>scanf( "%s", string);
Let's do the math, k? string is 10 characters long, but you require the format of (assuming no internal whitespace) (xxx)xxx-xxxx, which is 13 characters. Add the null character at the end and it's 14, at the very least. Since you don't use a field width modifier for %s, scanf will happily read until whitespace is encountered, so (once again assuming no internal whitespace), you're looking at a guaranteed buffer overflow. How would you describe that call to scanf as anything but an assured failure?

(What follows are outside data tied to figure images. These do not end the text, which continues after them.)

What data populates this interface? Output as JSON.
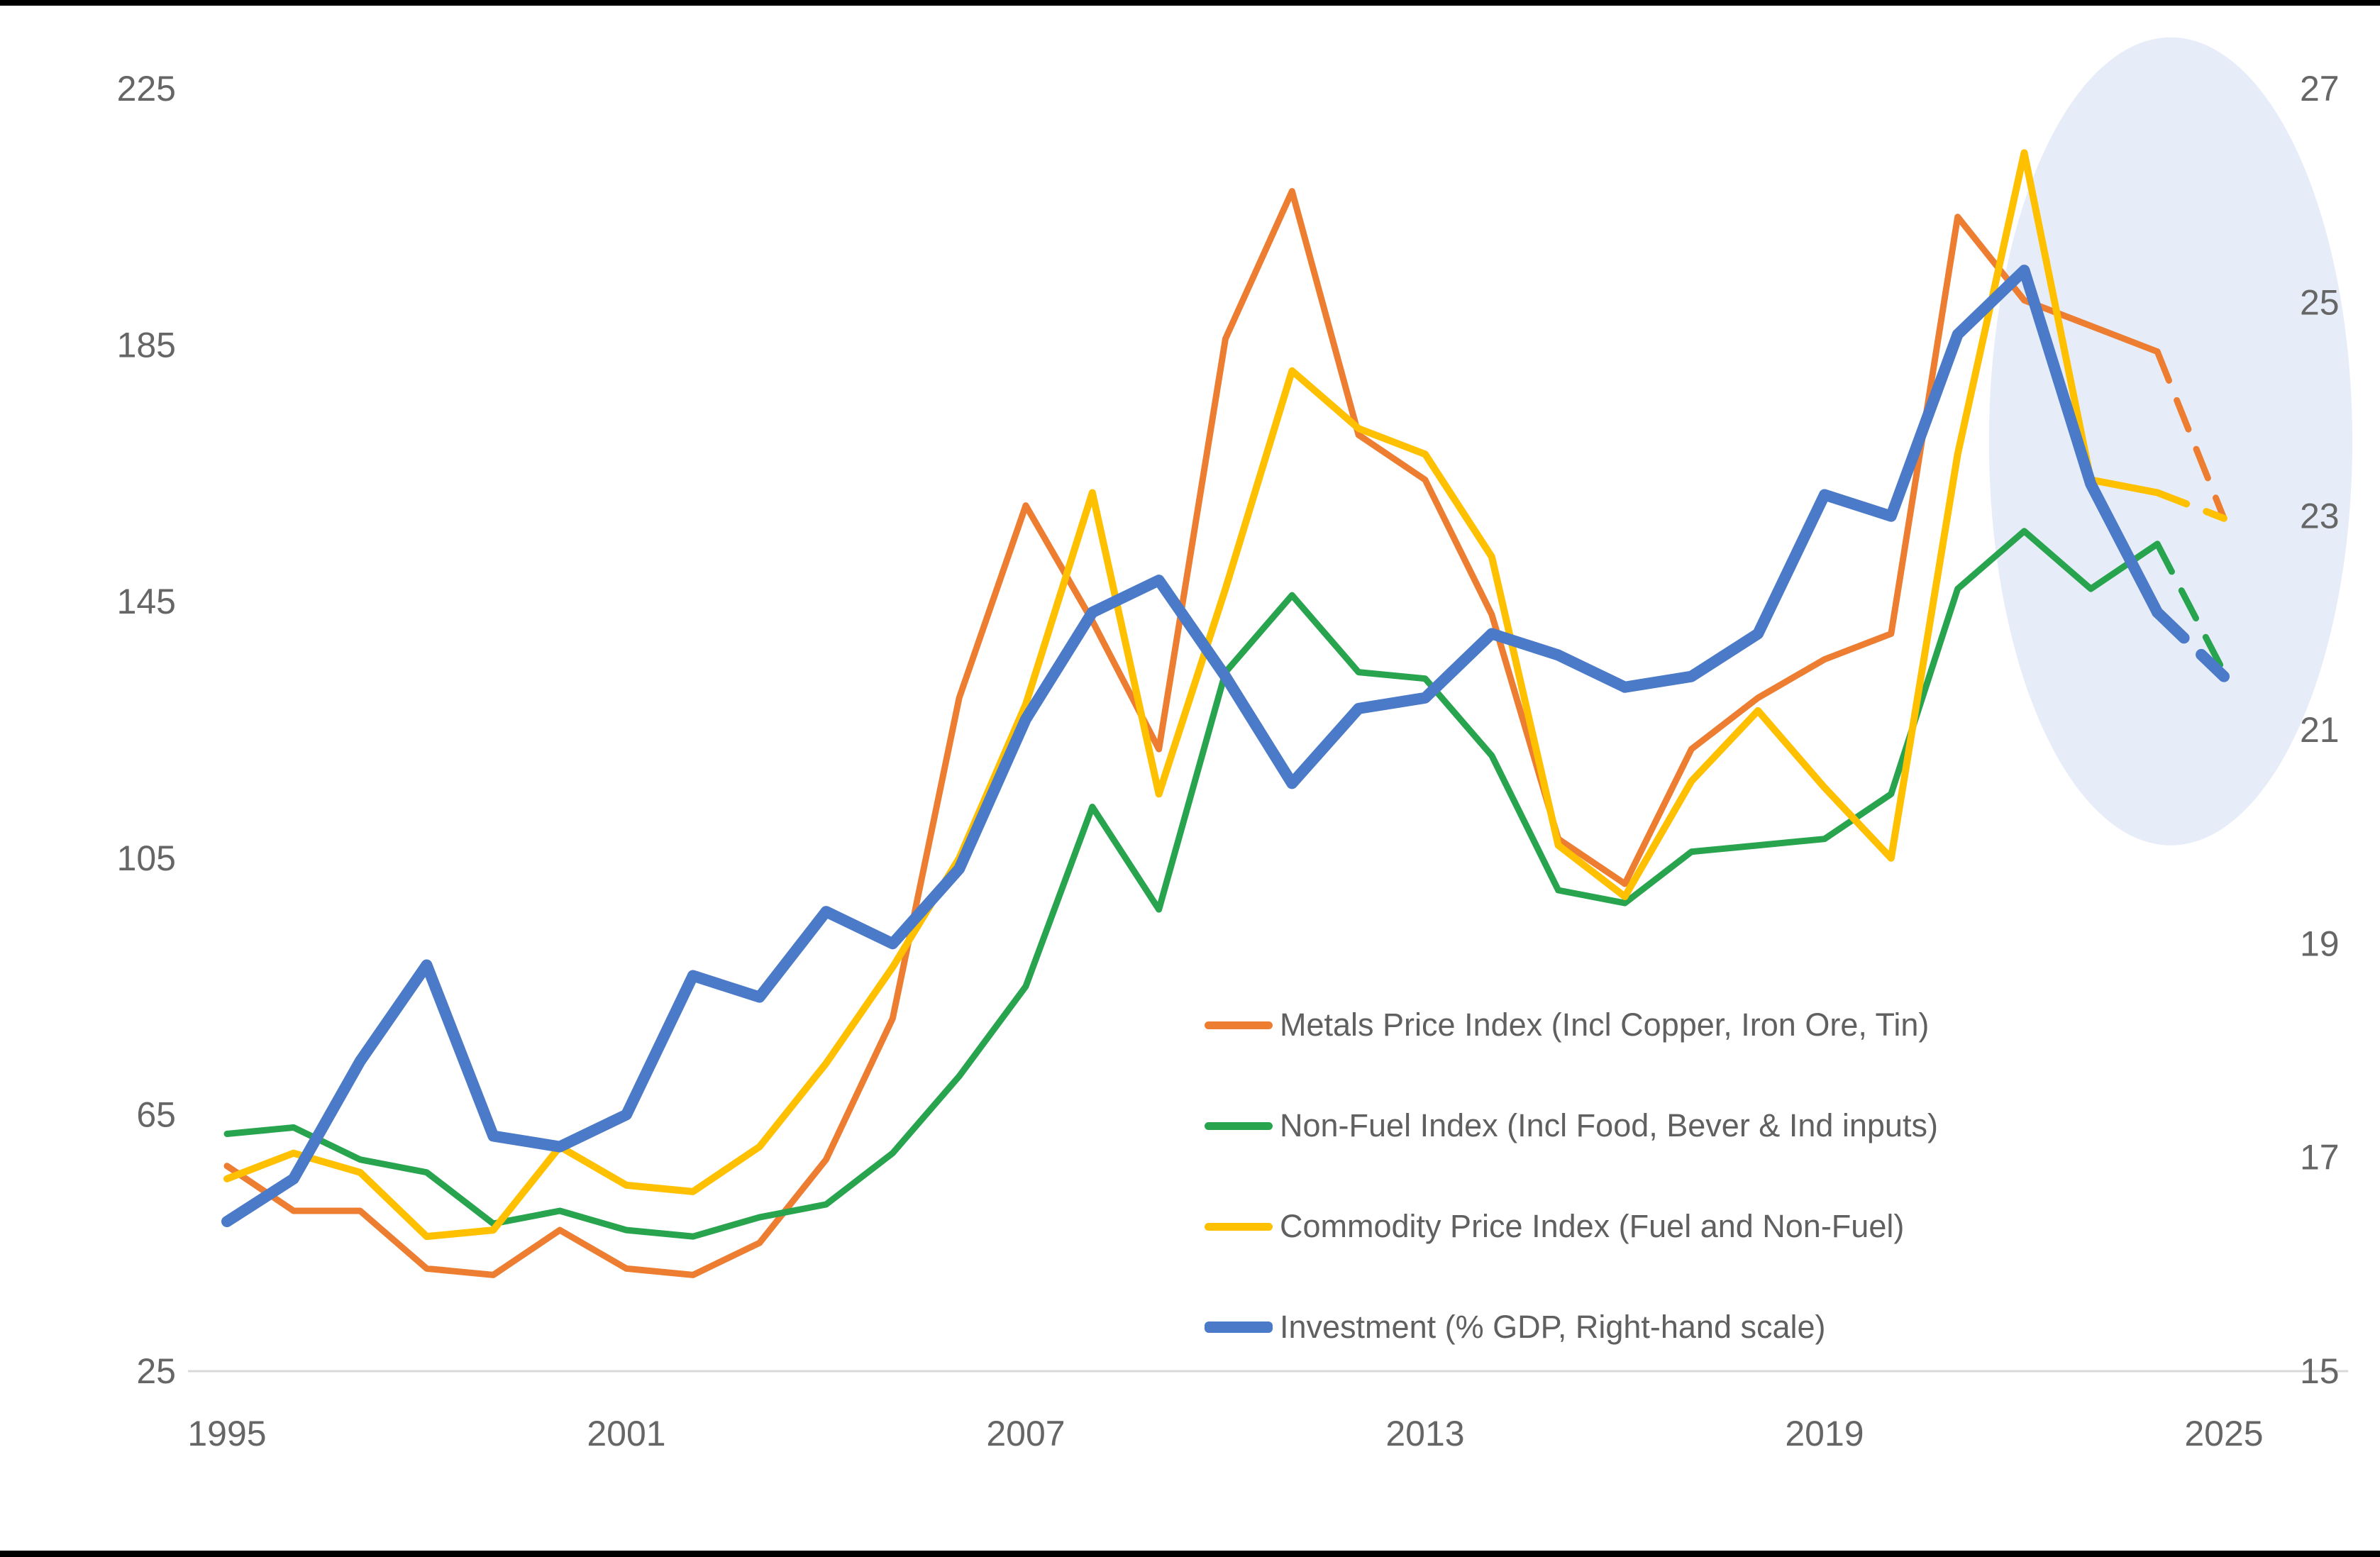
{
  "window": {
    "top_bar_color": "#000000",
    "bottom_bar_color": "#000000",
    "background_color": "#ffffff"
  },
  "styles": {
    "axis_text_color": "#666666",
    "axis_line_color": "#d9d9d9",
    "legend_text_color": "#606060",
    "highlight_fill": "#e7edf8"
  },
  "chart_data": {
    "type": "line",
    "title": "",
    "grid": "off",
    "legend_position": "inside-bottom-right",
    "x": [
      1995,
      1996,
      1997,
      1998,
      1999,
      2000,
      2001,
      2002,
      2003,
      2004,
      2005,
      2006,
      2007,
      2008,
      2009,
      2010,
      2011,
      2012,
      2013,
      2014,
      2015,
      2016,
      2017,
      2018,
      2019,
      2020,
      2021,
      2022,
      2023,
      2024,
      2025
    ],
    "x_tick_labels": [
      "1995",
      "2001",
      "2007",
      "2013",
      "2019",
      "2025"
    ],
    "x_ticks": [
      1995,
      2001,
      2007,
      2013,
      2019,
      2025
    ],
    "left_axis": {
      "range": [
        25,
        225
      ],
      "ticks": [
        25,
        65,
        105,
        145,
        185,
        225
      ]
    },
    "right_axis": {
      "range": [
        15,
        27
      ],
      "ticks": [
        15,
        17,
        19,
        21,
        23,
        25,
        27
      ]
    },
    "forecast_start_year": 2024,
    "highlight_ellipse": {
      "center_year": 2024.2,
      "center_left_value": 170,
      "rx_years": 2.73,
      "ry_left_units": 63
    },
    "series": [
      {
        "name": "Metals Price Index (Incl Copper, Iron Ore, Tin)",
        "color": "#ED7D31",
        "axis": "left",
        "width": 9,
        "values": [
          57,
          50,
          50,
          41,
          40,
          47,
          41,
          40,
          45,
          58,
          80,
          130,
          160,
          142,
          122,
          186,
          209,
          171,
          164,
          143,
          108,
          101,
          122,
          130,
          136,
          140,
          205,
          192,
          188,
          184,
          158
        ]
      },
      {
        "name": "Non-Fuel Index (Incl Food, Bever & Ind inputs)",
        "color": "#27A44D",
        "axis": "left",
        "width": 9,
        "values": [
          62,
          63,
          58,
          56,
          48,
          50,
          47,
          46,
          49,
          51,
          59,
          71,
          85,
          113,
          97,
          134,
          146,
          134,
          133,
          121,
          100,
          98,
          106,
          107,
          108,
          115,
          147,
          156,
          147,
          154,
          134
        ]
      },
      {
        "name": "Commodity Price Index (Fuel and Non-Fuel)",
        "color": "#FFC000",
        "axis": "left",
        "width": 10,
        "values": [
          55,
          59,
          56,
          46,
          47,
          60,
          54,
          53,
          60,
          73,
          88,
          105,
          129,
          162,
          115,
          147,
          181,
          172,
          168,
          152,
          107,
          99,
          117,
          128,
          116,
          105,
          168,
          215,
          164,
          162,
          158
        ]
      },
      {
        "name": "Investment (% GDP, Right-hand scale)",
        "color": "#4A7AC8",
        "axis": "right",
        "width": 16,
        "values": [
          16.4,
          16.8,
          17.9,
          18.8,
          17.2,
          17.1,
          17.4,
          18.7,
          18.5,
          19.3,
          19.0,
          19.7,
          21.1,
          22.1,
          22.4,
          21.5,
          20.5,
          21.2,
          21.3,
          21.9,
          21.7,
          21.4,
          21.5,
          21.9,
          23.2,
          23.0,
          24.7,
          25.3,
          23.3,
          22.1,
          21.5
        ]
      }
    ]
  }
}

>while ( tokenPtr != NULL ){
There's really no need for a loop. Since this clearly isn't meant to be a rock solid program, you can just assume that the number is formatted properly and go about your business:
Code:
#include <stdio.h>
#include <string.h>
int main ( void )
{
char buffer[BUFSIZ];
char area[4] = {0};
char number[9] = {0};
char *p;
printf ( "Enter a phone number (ex. (555) 555-5555): " );
gets ( buffer ); /* I weep as I type this */
p = strtok ( buffer, "()- " );
if ( p != NULL )
strncat ( area, p, sizeof area - 1 );
p = strtok ( NULL, "()- " );
if ( p != NULL )
strncat ( number, p, sizeof number - 1 );
p = strtok ( NULL, "()- " );
if ( p != NULL )
strncat ( number, p, sizeof number - 1 );
puts ( area );
puts ( number );
}
Converting the area code to an integer and the number to a long is pretty simple, but rather than do your homework for you, I'll leave it to you and a good reference to figure out. Here's one piece of advice though: don't use atoi, if there's an error during conversion then you'll invoke undefined behavior. The only way to avoid that is to thoroughly validate your input beforehand. strtol is a much better option.